Brent Scowcroft Center Resident Senior Fellow Robert A. Manning writes for the Global Times on how despite serious differences, the United States and China still have room to work together:
As Chinese President Xi Jinping’s upcoming state visit to the US approaches, US-China relations are rife with tension. A war of words over the South China Sea seems to be drowning out the many other important elements of a complex Sino-American relationship.
Judging by the flood of articles and think-tank reports in the United States, there is growing doubt about the validity of core assumptions guiding what has been a bipartisan US policy toward China under eight US presidents, from Richard Nixon to Barack Obama.

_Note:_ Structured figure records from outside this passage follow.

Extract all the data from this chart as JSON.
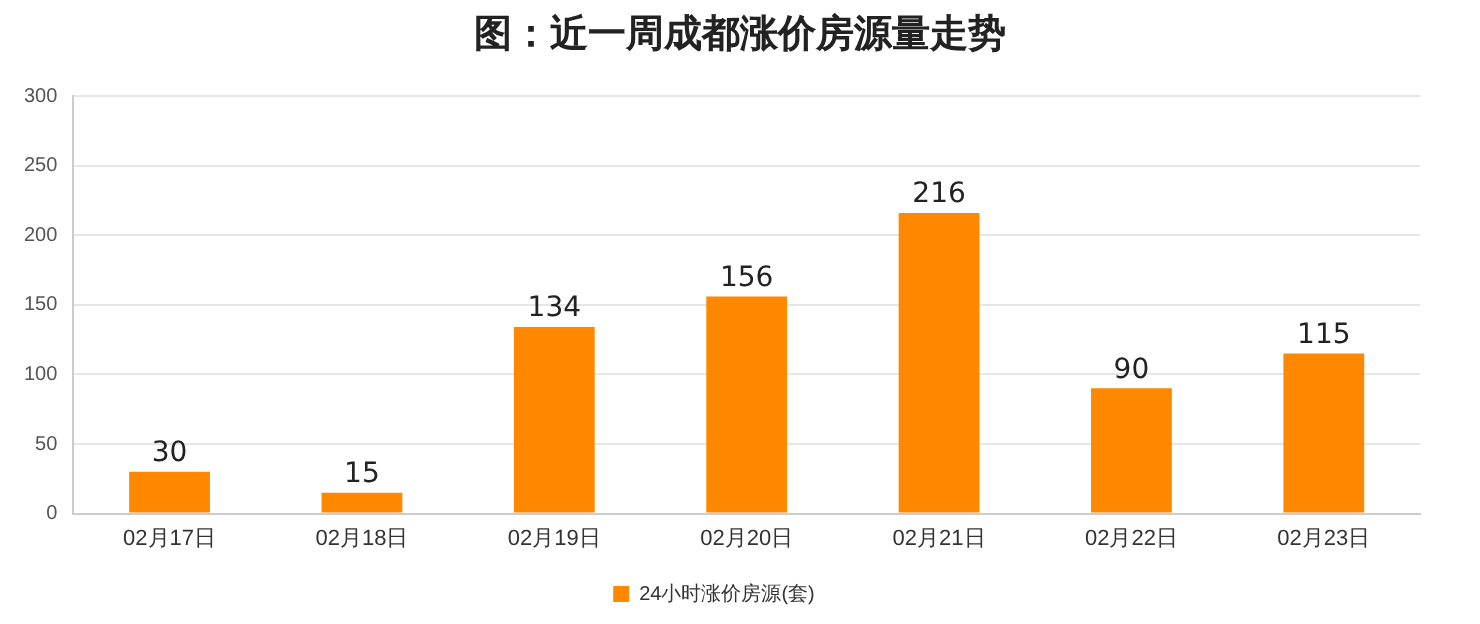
{
  "chart_data": {
    "type": "bar",
    "title": "图：近一周成都涨价房源量走势",
    "categories": [
      "02月17日",
      "02月18日",
      "02月19日",
      "02月20日",
      "02月21日",
      "02月22日",
      "02月23日"
    ],
    "series": [
      {
        "name": "24小时涨价房源(套)",
        "color": "#ff8800",
        "values": [
          30,
          15,
          134,
          156,
          216,
          90,
          115
        ]
      }
    ],
    "ylim": [
      0,
      300
    ],
    "yticks": [
      0,
      50,
      100,
      150,
      200,
      250,
      300
    ],
    "grid": "y",
    "legend": "bottom",
    "data_labels": true
  }
}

So how do we find a new equilibrium for what has become the world’s most important diplomatic relationship? That is the challenge for Xi’s September visit. First, building on common ground is imperative. The bilateral economic relationship, some $600 billion in two-way trade in 2014, is a pillar of US-China ties. A new understanding on regional trade arrangements is one means of broadening the relationship. Obama should explicitly invite China to join the Trans-Pacific Partnership (TPP) whenever Beijing is ready. There should be a Sino-US effort to begin a process of converging the TPP and the Regional Comprehensive Economic Partnership into a Free Trade Area of the Asia-Pacific, as APEC has sought, by 2030.